Date of Award

Summer 8-18-2010

Degree Type

Dissertation

Degree Name

Doctor of Philosophy (PhD)

Department

Communication

First Advisor

James Darsey

Second Advisor

David Cheshier

Third Advisor

Mary Stuckey

Fourth Advisor

George Pullman

Fifth Advisor

Graham Walker

Abstract

Hyperbole has a varied and contentious history, and its forms and functions are largely ignored and dismissed today. Often misunderstood, hyperbole nevertheless offers critical insights into our understandings of epistemology and ontology that cannot go unexplored. In order to recover and reinvigorate a theory of hyperbole within the field of rhetorical theory and criticism, I explore the history of this critical trope from ancient to modern times.

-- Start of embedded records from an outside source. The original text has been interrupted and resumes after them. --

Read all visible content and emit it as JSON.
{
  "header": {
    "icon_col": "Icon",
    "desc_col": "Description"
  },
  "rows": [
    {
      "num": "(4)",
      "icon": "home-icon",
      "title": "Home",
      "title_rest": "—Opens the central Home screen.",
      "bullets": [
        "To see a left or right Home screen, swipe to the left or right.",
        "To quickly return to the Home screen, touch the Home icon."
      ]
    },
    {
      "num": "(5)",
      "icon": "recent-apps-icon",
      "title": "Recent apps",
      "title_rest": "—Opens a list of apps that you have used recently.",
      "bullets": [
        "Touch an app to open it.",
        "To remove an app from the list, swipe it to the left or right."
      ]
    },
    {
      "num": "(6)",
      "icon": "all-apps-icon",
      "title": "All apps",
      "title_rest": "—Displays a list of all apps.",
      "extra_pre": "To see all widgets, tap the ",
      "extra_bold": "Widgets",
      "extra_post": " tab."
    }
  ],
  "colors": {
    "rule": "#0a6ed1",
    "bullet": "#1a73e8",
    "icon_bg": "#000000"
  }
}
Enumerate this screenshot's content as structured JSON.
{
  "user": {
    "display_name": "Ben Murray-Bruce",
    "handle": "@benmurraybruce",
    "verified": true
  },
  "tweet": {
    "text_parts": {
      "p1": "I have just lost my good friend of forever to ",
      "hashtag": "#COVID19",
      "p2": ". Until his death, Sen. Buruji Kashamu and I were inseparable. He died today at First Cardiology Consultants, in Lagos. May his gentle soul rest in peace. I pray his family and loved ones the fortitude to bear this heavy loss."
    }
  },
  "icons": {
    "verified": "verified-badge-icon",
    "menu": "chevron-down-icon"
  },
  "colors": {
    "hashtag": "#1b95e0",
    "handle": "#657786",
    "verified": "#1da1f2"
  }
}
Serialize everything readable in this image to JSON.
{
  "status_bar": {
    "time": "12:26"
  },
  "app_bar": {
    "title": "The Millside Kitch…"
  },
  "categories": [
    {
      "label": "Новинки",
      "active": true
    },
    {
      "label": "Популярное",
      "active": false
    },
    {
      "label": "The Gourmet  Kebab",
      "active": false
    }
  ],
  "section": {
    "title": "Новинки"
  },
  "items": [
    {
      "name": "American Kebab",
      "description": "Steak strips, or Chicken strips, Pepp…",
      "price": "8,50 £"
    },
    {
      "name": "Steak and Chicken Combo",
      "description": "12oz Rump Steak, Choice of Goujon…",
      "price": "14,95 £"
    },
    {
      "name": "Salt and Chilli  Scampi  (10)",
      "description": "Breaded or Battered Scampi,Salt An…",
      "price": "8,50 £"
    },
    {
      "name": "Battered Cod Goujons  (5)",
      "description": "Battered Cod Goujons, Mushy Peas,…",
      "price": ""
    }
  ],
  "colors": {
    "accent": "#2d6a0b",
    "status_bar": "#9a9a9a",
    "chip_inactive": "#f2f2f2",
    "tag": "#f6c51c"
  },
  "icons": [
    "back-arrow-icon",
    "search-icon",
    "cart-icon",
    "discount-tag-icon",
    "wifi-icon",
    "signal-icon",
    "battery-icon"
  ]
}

I then offer two functions and one meta-function of hyperbole based on this historical survey: moving through impossibility towards possibility, asserting a lie on the side of truth(s), and re-orienting one’s perspective through disorientation. Derived from a historical survey of hyperbole, these two functions and one meta-function are vital for understanding and constructing a theory of hyperbole that is productive and useful for current theoretical discussion. Using these functions, I offer a variety of examples under the purview of the epideictic and grotesque genres and show how hyperbole might be employed within rhetorical theory and criticism. Overall, this project seeks to respond to the gap that exists within current rhetorical theory regarding hyperbole, to explore why hyperbole is often dismissed as a tropological expression of excess and exaggeration, and to revitalize interest in hyperbole for critical use in areas such as rhetoric, theology, and philosophy.